When school-goers talk about change, we often assume they are talking about their hobbies, areas of interest, studying schedule or a career path. But when this 16-year-old talks about change, he means changing the lives of people on a larger scale.
Arsh Shah Dilbagi, a student from Delhi, invented TALK, an Augmentative and Alternative Communication (AAC) Device that helps people with developmental disabilities like Locked-In Syndrome, Amyotrophic Lateral Sclerosis and Parkinson’s Disease, those with speech impairments like Dysarthia and even Mutes, to communicate in a normal form of speech.
ts simple design, affordability and portability are what make TALK unique. TALK is the only AAC Device in the world which uses breath as the way of interaction. The technology uses the variations in a person’s breath and helps him or her to dictate letters, which are further combined and synthesized as sentences. The device is so compact that it fits into your pocket.

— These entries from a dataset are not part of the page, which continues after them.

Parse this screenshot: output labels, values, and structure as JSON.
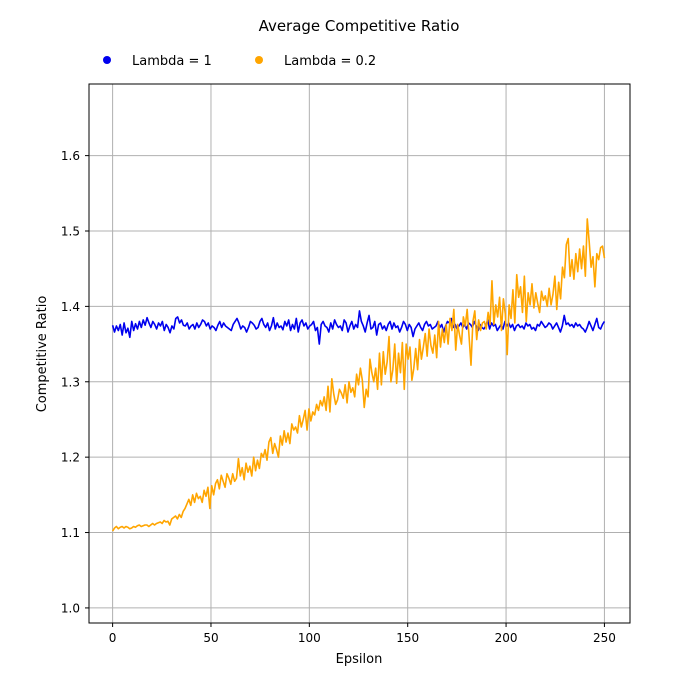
{
  "chart_data": {
    "type": "line",
    "title": "Average Competitive Ratio",
    "xlabel": "Epsilon",
    "ylabel": "Competitive Ratio",
    "xlim": [
      -12,
      263
    ],
    "ylim": [
      0.98,
      1.695
    ],
    "xticks": [
      0,
      50,
      100,
      150,
      200,
      250
    ],
    "xtick_labels": [
      "0",
      "50",
      "100",
      "150",
      "200",
      "250"
    ],
    "yticks": [
      1.0,
      1.1,
      1.2,
      1.3,
      1.4,
      1.5,
      1.6
    ],
    "ytick_labels": [
      "1.0",
      "1.1",
      "1.2",
      "1.3",
      "1.4",
      "1.5",
      "1.6"
    ],
    "grid": true,
    "legend_position": "top",
    "series": [
      {
        "name": "Lambda = 1",
        "color": "#0000ee",
        "x_range": [
          0,
          250
        ],
        "values": [
          1.375,
          1.366,
          1.374,
          1.368,
          1.376,
          1.362,
          1.378,
          1.365,
          1.371,
          1.359,
          1.38,
          1.368,
          1.377,
          1.37,
          1.38,
          1.372,
          1.382,
          1.375,
          1.385,
          1.378,
          1.372,
          1.38,
          1.376,
          1.37,
          1.378,
          1.374,
          1.38,
          1.368,
          1.376,
          1.372,
          1.365,
          1.374,
          1.37,
          1.384,
          1.386,
          1.378,
          1.382,
          1.375,
          1.374,
          1.378,
          1.37,
          1.374,
          1.376,
          1.37,
          1.378,
          1.372,
          1.376,
          1.382,
          1.38,
          1.374,
          1.378,
          1.37,
          1.374,
          1.372,
          1.368,
          1.375,
          1.38,
          1.372,
          1.378,
          1.374,
          1.372,
          1.37,
          1.368,
          1.376,
          1.38,
          1.384,
          1.378,
          1.37,
          1.374,
          1.372,
          1.366,
          1.372,
          1.38,
          1.378,
          1.375,
          1.37,
          1.372,
          1.38,
          1.384,
          1.376,
          1.372,
          1.378,
          1.368,
          1.374,
          1.385,
          1.37,
          1.378,
          1.372,
          1.374,
          1.369,
          1.38,
          1.374,
          1.382,
          1.368,
          1.376,
          1.37,
          1.384,
          1.366,
          1.378,
          1.382,
          1.374,
          1.378,
          1.37,
          1.374,
          1.376,
          1.38,
          1.368,
          1.372,
          1.35,
          1.376,
          1.38,
          1.374,
          1.372,
          1.366,
          1.378,
          1.37,
          1.382,
          1.376,
          1.372,
          1.374,
          1.368,
          1.382,
          1.378,
          1.366,
          1.374,
          1.38,
          1.37,
          1.376,
          1.372,
          1.394,
          1.38,
          1.374,
          1.366,
          1.378,
          1.388,
          1.37,
          1.372,
          1.38,
          1.362,
          1.376,
          1.378,
          1.37,
          1.374,
          1.368,
          1.376,
          1.38,
          1.37,
          1.378,
          1.372,
          1.374,
          1.366,
          1.372,
          1.38,
          1.376,
          1.368,
          1.376,
          1.372,
          1.36,
          1.37,
          1.374,
          1.378,
          1.372,
          1.368,
          1.376,
          1.38,
          1.374,
          1.376,
          1.37,
          1.372,
          1.374,
          1.38,
          1.372,
          1.376,
          1.366,
          1.374,
          1.38,
          1.378,
          1.384,
          1.372,
          1.376,
          1.37,
          1.374,
          1.378,
          1.372,
          1.376,
          1.37,
          1.378,
          1.376,
          1.372,
          1.38,
          1.374,
          1.368,
          1.376,
          1.372,
          1.37,
          1.374,
          1.382,
          1.37,
          1.378,
          1.374,
          1.376,
          1.368,
          1.372,
          1.376,
          1.37,
          1.38,
          1.374,
          1.378,
          1.372,
          1.376,
          1.368,
          1.374,
          1.376,
          1.372,
          1.374,
          1.37,
          1.378,
          1.374,
          1.376,
          1.37,
          1.372,
          1.368,
          1.376,
          1.374,
          1.38,
          1.376,
          1.372,
          1.374,
          1.378,
          1.376,
          1.37,
          1.374,
          1.378,
          1.372,
          1.366,
          1.374,
          1.388,
          1.376,
          1.378,
          1.374,
          1.376,
          1.372,
          1.378,
          1.374,
          1.376,
          1.372,
          1.37,
          1.366,
          1.372,
          1.38,
          1.374,
          1.368,
          1.376,
          1.384,
          1.372,
          1.37,
          1.376,
          1.38
        ]
      },
      {
        "name": "Lambda = 0.2",
        "color": "#ffa500",
        "x_range": [
          0,
          250
        ],
        "values": [
          1.102,
          1.106,
          1.108,
          1.105,
          1.107,
          1.108,
          1.106,
          1.108,
          1.107,
          1.105,
          1.106,
          1.108,
          1.107,
          1.109,
          1.11,
          1.108,
          1.109,
          1.11,
          1.11,
          1.108,
          1.11,
          1.112,
          1.11,
          1.112,
          1.113,
          1.114,
          1.112,
          1.116,
          1.114,
          1.115,
          1.11,
          1.118,
          1.12,
          1.122,
          1.118,
          1.124,
          1.12,
          1.128,
          1.132,
          1.138,
          1.144,
          1.136,
          1.15,
          1.14,
          1.152,
          1.145,
          1.148,
          1.14,
          1.156,
          1.148,
          1.16,
          1.132,
          1.162,
          1.15,
          1.165,
          1.17,
          1.158,
          1.176,
          1.168,
          1.16,
          1.178,
          1.172,
          1.164,
          1.178,
          1.168,
          1.172,
          1.198,
          1.175,
          1.186,
          1.17,
          1.192,
          1.18,
          1.188,
          1.175,
          1.2,
          1.182,
          1.196,
          1.185,
          1.205,
          1.2,
          1.21,
          1.196,
          1.22,
          1.226,
          1.205,
          1.218,
          1.21,
          1.2,
          1.228,
          1.216,
          1.235,
          1.22,
          1.232,
          1.218,
          1.244,
          1.236,
          1.24,
          1.232,
          1.255,
          1.24,
          1.25,
          1.262,
          1.236,
          1.264,
          1.248,
          1.26,
          1.256,
          1.27,
          1.262,
          1.275,
          1.268,
          1.28,
          1.262,
          1.294,
          1.26,
          1.304,
          1.284,
          1.27,
          1.276,
          1.29,
          1.285,
          1.278,
          1.296,
          1.272,
          1.3,
          1.286,
          1.292,
          1.28,
          1.31,
          1.296,
          1.318,
          1.302,
          1.266,
          1.29,
          1.28,
          1.33,
          1.312,
          1.3,
          1.318,
          1.29,
          1.338,
          1.296,
          1.34,
          1.31,
          1.326,
          1.36,
          1.3,
          1.316,
          1.35,
          1.298,
          1.338,
          1.312,
          1.352,
          1.29,
          1.35,
          1.33,
          1.346,
          1.302,
          1.318,
          1.344,
          1.316,
          1.356,
          1.33,
          1.346,
          1.364,
          1.334,
          1.37,
          1.348,
          1.338,
          1.362,
          1.332,
          1.38,
          1.346,
          1.37,
          1.352,
          1.376,
          1.35,
          1.384,
          1.368,
          1.396,
          1.342,
          1.376,
          1.362,
          1.35,
          1.386,
          1.374,
          1.396,
          1.36,
          1.322,
          1.38,
          1.394,
          1.356,
          1.382,
          1.368,
          1.378,
          1.38,
          1.37,
          1.392,
          1.376,
          1.434,
          1.376,
          1.402,
          1.386,
          1.412,
          1.368,
          1.41,
          1.39,
          1.336,
          1.402,
          1.384,
          1.422,
          1.378,
          1.442,
          1.412,
          1.426,
          1.392,
          1.44,
          1.38,
          1.418,
          1.402,
          1.43,
          1.398,
          1.418,
          1.404,
          1.392,
          1.42,
          1.408,
          1.414,
          1.4,
          1.424,
          1.402,
          1.416,
          1.44,
          1.396,
          1.432,
          1.41,
          1.452,
          1.438,
          1.482,
          1.49,
          1.44,
          1.462,
          1.436,
          1.47,
          1.446,
          1.476,
          1.45,
          1.48,
          1.44,
          1.516,
          1.486,
          1.452,
          1.466,
          1.426,
          1.47,
          1.462,
          1.478,
          1.48,
          1.464
        ]
      }
    ]
  }
}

TALK was selected as one of the Top 15 Projects of Google Science Fair 2014, and Dilbagi will be going to the Google headquarters in Mountain View, USA this month to present his idea to a larger audience.
How does TALK work?
Unlike other AAC devices, TALK doesn’t restrict users to a wheelchair, which makes it more comfortable and accessible. TALK has nine different voices for different genders and age groups.
It takes only 0.4 sec to dictate ‘E’ and 0.8 sec to dictate ‘A’ using TALK, which makes it one of the fastest AAC devices. The user has to place the sensor under the nose and make shorter and longer exhales to send dots and dashes which later get converted into words and phrases.
It works in two modes – Communication mode and Command mode. Using the Command Mode, the user can speak out predefined commands like W – ‘Water’. The Communication Mode helps in encoding and speaking out commonly used phrases. For instance, dictating “HH” can speak out “Hello, How are you?”